The Gestapo seized most of the Lederer's art collection.

The Lederer collection, confiscated in 1938, was stored mainly at Immendorf Castle in Lower Austria, where it would have largely burned in early 1945 under poorly clarified circumstances - which seems to contradict the fact that Isolated paintings resurfaced after the war, which were returned to the heirs.

In 2013 the Lederer heirs initiated a lawsuit to claim restitution of the Beethoven Frieze.[2] Austria refused the claim.[3][4]

Bibliography

  • Christian M. Nebehay, Gustav Klimt, Egon Schiele und die Familie Lederer (Gustav Klimt, Egon Schiele et la famille Lederer), Vienne, 1979.
  • Tobias G. Natter et Gerbert Frodl, Klimt und die Frauen (Klimt et les femmes), Cologne-Vienne, 2000.
  •  
  • Beitrag über das Gartenpalais Huldenberg auf PLANET VIENNA mit historischen Abbildungen Article sur les anciens palais et jardins Huldenberg à Vienne.

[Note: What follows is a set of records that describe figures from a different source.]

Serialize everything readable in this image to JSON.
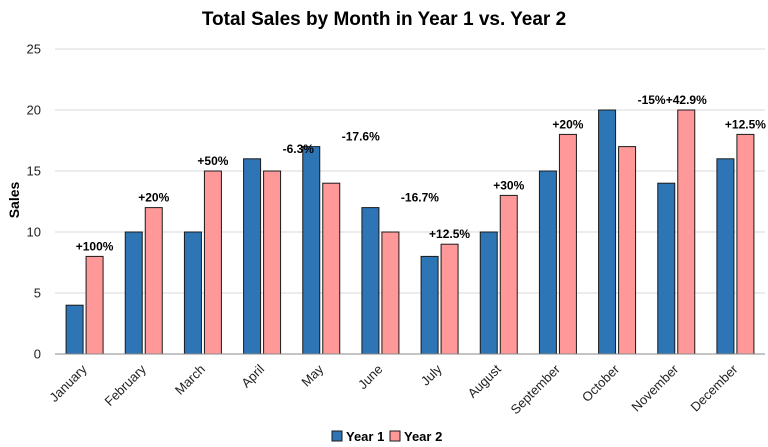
{
  "chart_data": {
    "type": "bar",
    "title": "Total Sales by Month in Year 1 vs. Year 2",
    "xlabel": "",
    "ylabel": "Sales",
    "ylim": [
      0,
      25
    ],
    "yticks": [
      0,
      5,
      10,
      15,
      20,
      25
    ],
    "grid": true,
    "legend_position": "bottom",
    "categories": [
      "January",
      "February",
      "March",
      "April",
      "May",
      "June",
      "July",
      "August",
      "September",
      "October",
      "November",
      "December"
    ],
    "series": [
      {
        "name": "Year 1",
        "color": "#2e75b6",
        "values": [
          4,
          10,
          10,
          16,
          17,
          12,
          8,
          10,
          15,
          20,
          14,
          16
        ]
      },
      {
        "name": "Year 2",
        "color": "#ff9999",
        "values": [
          8,
          12,
          15,
          15,
          14,
          10,
          9,
          13,
          18,
          17,
          20,
          18
        ]
      }
    ],
    "annotations": [
      "+100%",
      "+20%",
      "+50%",
      "-6.3%",
      "-17.6%",
      "-16.7%",
      "+12.5%",
      "+30%",
      "+20%",
      "-15%",
      "+42.9%",
      "+12.5%"
    ]
  }
}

[[Category:Pages with unreviewed translations]] [[Category:Art collectors]] [[Category:Patrons of the arts]] [[Category:WikiProject Europe articles]] [[Category:WikiProject Austria articles]]

References

  1. ^ "Book review | The tortuous story of Gustav Klimt's Nazi-looted, 100ft-wide Beethoven Frieze uncovered". www.theartnewspaper.com. Retrieved 2021-02-28.
  2. ^ "La Frise Beethoven – Héritiers Lederer c. Autriche — Centre du droit de l'art". plone.unige.ch. Retrieved 2021-02-28.
  3. ^ "Austria to keep Nazi-looted Klimt masterpiece". www.thelocal.at. Retrieved 2021-02-28.{{cite web}}: CS1 maint: url-status (link)
  4. ^ Locker, Melissa. "Austria Plans To Keep Klimt Painting Once Looted By Nazis". Vanity Fair. Retrieved 2021-02-28.